Anyway, publicists.  Thousands of dollars for two months of “work” which is comprised, mainly, of sending that spam email, replying happily if someone bites and saying that the publisher will take care of the next steps.  And, if you want a publicist who takes those next steps themselves, then you pay through the nose.  We’re talking 10 grand for the basic package.  The occasional second tier publicist will let you get away with 5 grand.  And it’s very specific what all that money gets you – a 250 word press release.  That’s, what, $40 a word?  And it’s your own words, too.  Coming from the back of the book and the normal publicity materials that every publisher develops.

Sure, I guess you’re paying for the list that the book will go to.  But you can buy those for five grand, and keep them updated with interns.  And publicists are a dime a dozen these days, so the response is rarely coming through because the person doing the push is a celebrity… These people being contacted are reviewers, freelancers, feature editors.  They’re content driven.  Though publicists (and literary agents) want you to believe the book industry is full of wizards conducting arcane rituals, the truth is that every book’s publicity campaign is basically like opening up in a crowded room with a shotgun.  No matter who’s firing, they’re going to hit people.

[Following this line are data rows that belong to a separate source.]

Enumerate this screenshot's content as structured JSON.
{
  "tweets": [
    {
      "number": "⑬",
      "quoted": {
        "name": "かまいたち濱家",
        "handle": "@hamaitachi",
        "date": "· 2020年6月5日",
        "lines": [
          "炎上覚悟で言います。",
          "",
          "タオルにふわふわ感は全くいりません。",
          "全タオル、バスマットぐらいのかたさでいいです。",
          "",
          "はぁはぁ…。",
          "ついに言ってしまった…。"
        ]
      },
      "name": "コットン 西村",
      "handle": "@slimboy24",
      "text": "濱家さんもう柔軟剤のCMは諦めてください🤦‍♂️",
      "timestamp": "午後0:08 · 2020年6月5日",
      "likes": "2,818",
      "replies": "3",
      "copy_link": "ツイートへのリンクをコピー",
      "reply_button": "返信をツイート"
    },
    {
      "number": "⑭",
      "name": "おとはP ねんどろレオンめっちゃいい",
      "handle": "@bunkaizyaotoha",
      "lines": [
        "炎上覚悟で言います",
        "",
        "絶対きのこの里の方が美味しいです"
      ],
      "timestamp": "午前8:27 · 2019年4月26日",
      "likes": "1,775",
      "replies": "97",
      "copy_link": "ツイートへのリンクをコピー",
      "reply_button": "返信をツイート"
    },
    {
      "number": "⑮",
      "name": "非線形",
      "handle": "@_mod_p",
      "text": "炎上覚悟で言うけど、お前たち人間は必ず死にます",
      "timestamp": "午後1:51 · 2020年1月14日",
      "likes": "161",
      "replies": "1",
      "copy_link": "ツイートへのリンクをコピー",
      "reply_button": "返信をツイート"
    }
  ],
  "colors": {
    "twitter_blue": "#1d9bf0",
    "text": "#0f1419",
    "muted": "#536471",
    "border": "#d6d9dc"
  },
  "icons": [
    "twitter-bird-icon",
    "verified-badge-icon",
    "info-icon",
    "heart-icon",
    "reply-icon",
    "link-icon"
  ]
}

But, if you drop 20 or 30k on a publicist, at least you have someone in the lobby who has chained all the exits shut.  Then, as with the first Harry Potter, a publisher can just stalk through that crowded room and hit everyone.  Reload – boom – reload – boom – reload – translation rights – reload – sequel.

Retooling my company as a publicity firm could prove to be fun, lucrative, and safe compared to publishing.  When I say it’s moving up on the food chain, I’m not kidding.  Wolves don’t eat wolves and Viking raiders don’t raid other Vikings.

Alternatively, I could just spend the next two years with my nose to the grindstone.  Throwing money at the debts, and buying myself a year off work.

My friends say, oh, Nacho, get on the career path.  Let go of all this work for yourself bullshit and get a higher paying job that’s upwardly mobile.

I hate working, though.  I don’t think people understand that.  I spend my entire commute wondering if I could sharpen the edges of my Metro farecard and cut open people’s throats.  And as for jobs…shit.  I get low pay at my current fuckhead factory, but I’m able to watch TV all day and take two months off a year to self medicate in foreign pubs.  Truthfully, when I think about jumping ship and changing jobs, I can’t imagine having the tolerance for anything other than night watchman, landscaper, or maybe rattlesnake milker.  Jobs where no-motherfucking-body is going to bother me.  No talking, no flirting, no friends, no drinking buddies, no weird drama, no supervisors, no underlings.  Just me and, you know, a sharp sickle.  Or a nightstick.  Or rattlesnake nipple clamps.